Monday, 13 April 2015

Wicor School

In Wicor County Primary school I felt like a big fish in a small pond and I loved it. From memory, I had lots of friends, I was resonantly able to handle the academic side and I could talk freely to girls. 
Having said that, I had two or three very close friends (Paul Fleet, Jeffery Hill and ?) and I would occasionally walk one girl home (Jennifer Fornton (now Frost). 
I would walk to school with my mother and Sister and certainly in the last couple of years, I would walk home on my own. This sometimes involved walking along the gutters of the side streets looking for nuts, bolts, the occasional coin and on hot days, tar bubbles popping through the loose stones on the road. 
It was so long ago that I am not sure which memory was from which school. I do remember a grumpy maths teacher and a classroom that was no more than a large wooden hut. He had a wooden ruler with plastic bands spaced every 10cm or so to re-enforce it when striking children by the palm. I was hardly ever in trouble except for one occasion. 
I was asked by my teacher to get something from a cupboard and no matter how hard I looked I could not see it. The teacher, in desperation I suppose, grabbed me by the neck to point my nose to whatever I was supposed to be getting. 

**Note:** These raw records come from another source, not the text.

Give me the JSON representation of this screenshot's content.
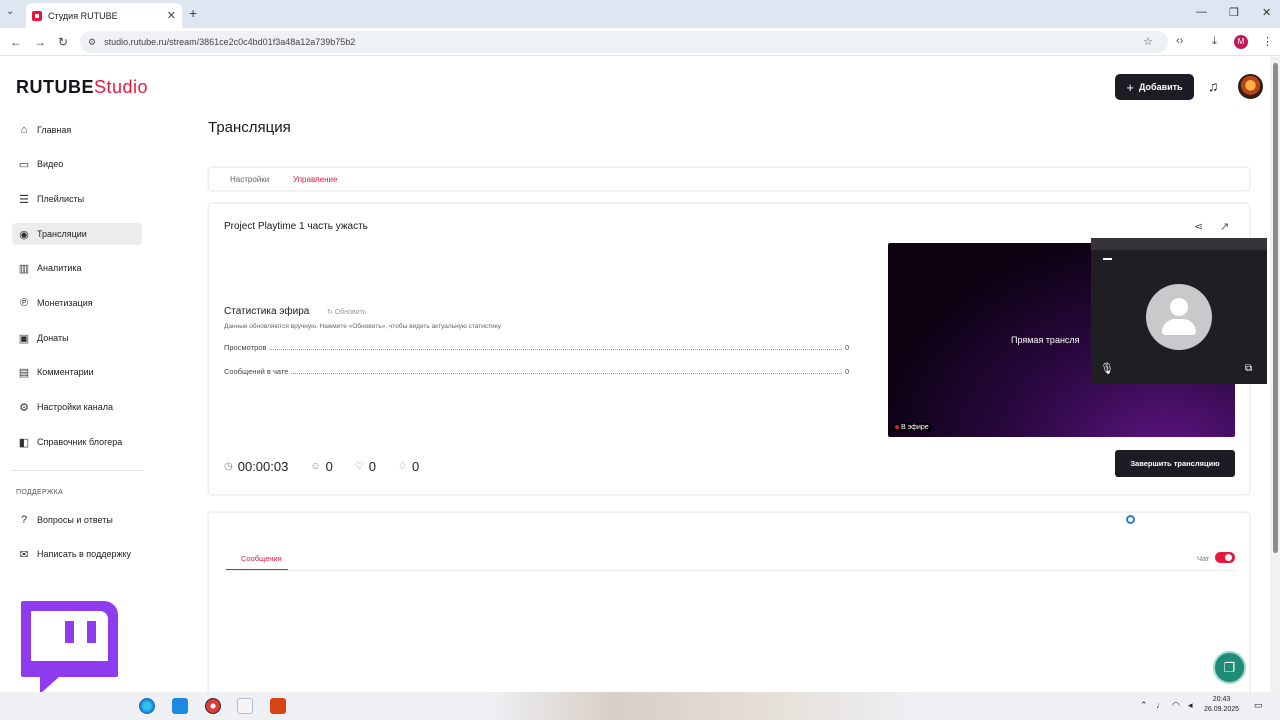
{
  "browser": {
    "tab_title": "Студия RUTUBE",
    "tab_close": "✕",
    "new_tab": "+",
    "url": "studio.rutube.ru/stream/3861ce2c0c4bd01f3a48a12a739b75b2",
    "profile_initial": "M"
  },
  "app": {
    "logo_main": "RUTUBE",
    "logo_studio": "Studio",
    "add_label": "Добавить",
    "page_title": "Трансляция"
  },
  "sidebar": {
    "items": [
      {
        "label": "Главная",
        "icon": "home-icon"
      },
      {
        "label": "Видео",
        "icon": "video-icon"
      },
      {
        "label": "Плейлисты",
        "icon": "playlist-icon"
      },
      {
        "label": "Трансляции",
        "icon": "broadcast-icon"
      },
      {
        "label": "Аналитика",
        "icon": "analytics-icon"
      },
      {
        "label": "Монетизация",
        "icon": "monetization-icon"
      },
      {
        "label": "Донаты",
        "icon": "donate-icon"
      },
      {
        "label": "Комментарии",
        "icon": "comments-icon"
      },
      {
        "label": "Настройки канала",
        "icon": "gear-icon"
      },
      {
        "label": "Справочник блогера",
        "icon": "guide-icon"
      }
    ],
    "support_heading": "ПОДДЕРЖКА",
    "support_items": [
      {
        "label": "Вопросы и ответы",
        "icon": "faq-icon"
      },
      {
        "label": "Написать в поддержку",
        "icon": "mail-icon"
      }
    ]
  },
  "page_tabs": {
    "settings": "Настройки",
    "management": "Управление"
  },
  "stream": {
    "title": "Project Playtime 1 часть ужасть",
    "stats_title": "Статистика эфира",
    "refresh_label": "Обновить",
    "stats_note": "Данные обновляются вручную. Нажмите «Обновить», чтобы видеть актуальную статистику",
    "stats": [
      {
        "label": "Просмотров",
        "value": "0"
      },
      {
        "label": "Сообщений в чате",
        "value": "0"
      }
    ],
    "timer": "00:00:03",
    "viewers": "0",
    "likes": "0",
    "dislikes": "0",
    "player_text": "Прямая трансля",
    "live_badge": "В эфире",
    "end_button": "Завершить трансляцию"
  },
  "chat": {
    "tab_label": "Сообщения",
    "toggle_label": "Чат",
    "enabled": true
  },
  "taskbar": {
    "time": "20:43",
    "date": "26.09.2025"
  },
  "colors": {
    "accent": "#e8173e",
    "dark_button": "#1c1c24",
    "twitch": "#8f3cf0",
    "help_fab": "#1f8c78"
  }
}
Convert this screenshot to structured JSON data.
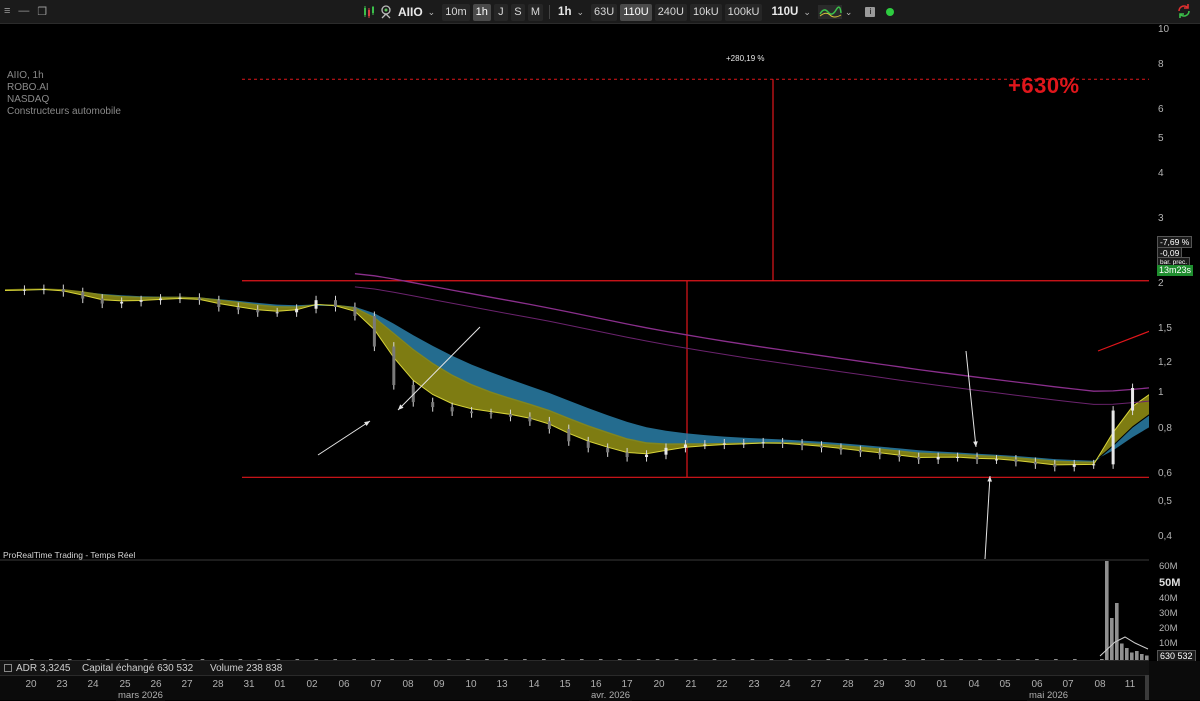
{
  "toolbar": {
    "window_controls": [
      "≡",
      "—",
      "❐"
    ],
    "ticker": "AIIO",
    "chevron": "⌄",
    "timeframes": [
      {
        "label": "10m",
        "active": false
      },
      {
        "label": "1h",
        "active": true
      },
      {
        "label": "J",
        "active": false
      },
      {
        "label": "S",
        "active": false
      },
      {
        "label": "M",
        "active": false
      }
    ],
    "period": "1h",
    "units": [
      {
        "label": "63U",
        "active": false
      },
      {
        "label": "110U",
        "active": true
      },
      {
        "label": "240U",
        "active": false
      },
      {
        "label": "10kU",
        "active": false
      },
      {
        "label": "100kU",
        "active": false
      }
    ],
    "units_selected": "110U",
    "info_icon": "i",
    "icons": [
      "candles-icon",
      "profile-icon",
      "chart-style-icon",
      "info-icon",
      "live-dot",
      "refresh-icon"
    ],
    "live_color": "#2ecc40"
  },
  "instrument": {
    "line1": "AIIO, 1h",
    "line2": "ROBO.AI",
    "line3": "NASDAQ",
    "line4": "Constructeurs automobile"
  },
  "annotations": {
    "big_gain": "+630%",
    "measure": "+280,19 %",
    "provider": "ProRealTime Trading - Temps Réel",
    "accent_red": "#e0161b"
  },
  "price_axis": {
    "ticks": [
      "10",
      "8",
      "6",
      "5",
      "4",
      "3",
      "2",
      "1,5",
      "1,2",
      "1",
      "0,8",
      "0,6",
      "0,5",
      "0,4"
    ],
    "tag_pct": "-7,69 %",
    "tag_change": "-0,09",
    "tag_bar": "bar. prec.",
    "timer": "13m23s"
  },
  "volume_axis": {
    "ticks": [
      "60M",
      "50M",
      "40M",
      "30M",
      "20M",
      "10M"
    ],
    "last": "630 532"
  },
  "stats": {
    "adr_label": "ADR",
    "adr_value": "3,3245",
    "capital_label": "Capital échangé",
    "capital_value": "630 532",
    "volume_label": "Volume",
    "volume_value": "238 838"
  },
  "date_axis": {
    "days": [
      "20",
      "23",
      "24",
      "25",
      "26",
      "27",
      "28",
      "31",
      "01",
      "02",
      "06",
      "07",
      "08",
      "09",
      "10",
      "13",
      "14",
      "15",
      "16",
      "17",
      "20",
      "21",
      "22",
      "23",
      "24",
      "27",
      "28",
      "29",
      "30",
      "01",
      "04",
      "05",
      "06",
      "07",
      "08",
      "11"
    ],
    "months": [
      "mars 2026",
      "avr. 2026",
      "mai 2026"
    ]
  },
  "chart_data": {
    "type": "candlestick",
    "x_label_source": "date_axis.days",
    "ylim": [
      0.37,
      10.5
    ],
    "y_scale": "log",
    "close": [
      1.92,
      1.93,
      1.94,
      1.9,
      1.82,
      1.76,
      1.78,
      1.8,
      1.82,
      1.83,
      1.8,
      1.72,
      1.69,
      1.66,
      1.66,
      1.7,
      1.8,
      1.72,
      1.62,
      1.32,
      1.02,
      0.91,
      0.88,
      0.855,
      0.845,
      0.84,
      0.825,
      0.8,
      0.76,
      0.7,
      0.67,
      0.65,
      0.63,
      0.64,
      0.67,
      0.685,
      0.685,
      0.69,
      0.69,
      0.695,
      0.69,
      0.68,
      0.67,
      0.66,
      0.65,
      0.64,
      0.63,
      0.62,
      0.63,
      0.63,
      0.62,
      0.62,
      0.61,
      0.6,
      0.59,
      0.6,
      0.6,
      0.86,
      1.0,
      1.04
    ],
    "moving_averages": [
      "short MA (yellow)",
      "MA cloud (blue)",
      "long MA (purple)"
    ],
    "horizontal_levels": [
      2.05,
      0.55,
      7.9
    ],
    "measure_move_pct": "+280,19 %",
    "volume_millions": [
      0.3,
      0.2,
      0.25,
      0.2,
      0.15,
      0.3,
      0.2,
      0.15,
      0.4,
      0.3,
      0.6,
      0.5,
      0.3,
      0.3,
      0.2,
      0.3,
      0.2,
      0.2,
      0.3,
      0.2,
      0.1,
      0.2,
      0.2,
      0.15,
      0.2,
      0.1,
      0.15,
      0.1,
      0.1,
      0.2,
      0.1,
      0.3,
      0.1,
      0.1,
      0.1,
      0.1,
      0.1,
      0.3,
      0.1,
      0.1,
      0.1,
      0.1,
      0.1,
      0.1,
      0.1,
      0.1,
      0.1,
      0.1,
      0.1,
      0.1,
      0.1,
      0.1,
      0.1,
      0.1,
      0.1,
      0.1,
      0.5,
      66,
      28,
      38,
      11,
      8,
      5,
      6,
      4,
      3
    ]
  }
}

The same teacher asked me what word would describe an equal score, as part of a piece I was writing. She said "tie" and all I could think of was a piece of cloth round my neck. She  "how about a draw?" And all I could think of was a sliding box to keep things in (drawer). She left exasperated and I learnt that the English language is strange. 
I was heartbroken when Jeffery moved away as we were very close and regularly walked home together. 
Although I am sure I was popular at that school, I do remember spending a lot of my time pretending to be a steam engine walking up and down the running track marked on the school field. 
When I moved from this school to "big school" I had a big shock. Partly because most of the kids I knew went to another school, mostly because of a boy that Jane and I met during that school holiday. 
I regularly cycled the area with Jane without a care in the world. On two occasions that summer we met the same boy (a year or two older than me, stocky and rather disheveled). On both occasions he and his mates cornered us and laid down some threat of physical violence, ending in a threat to get me when I started the new big school.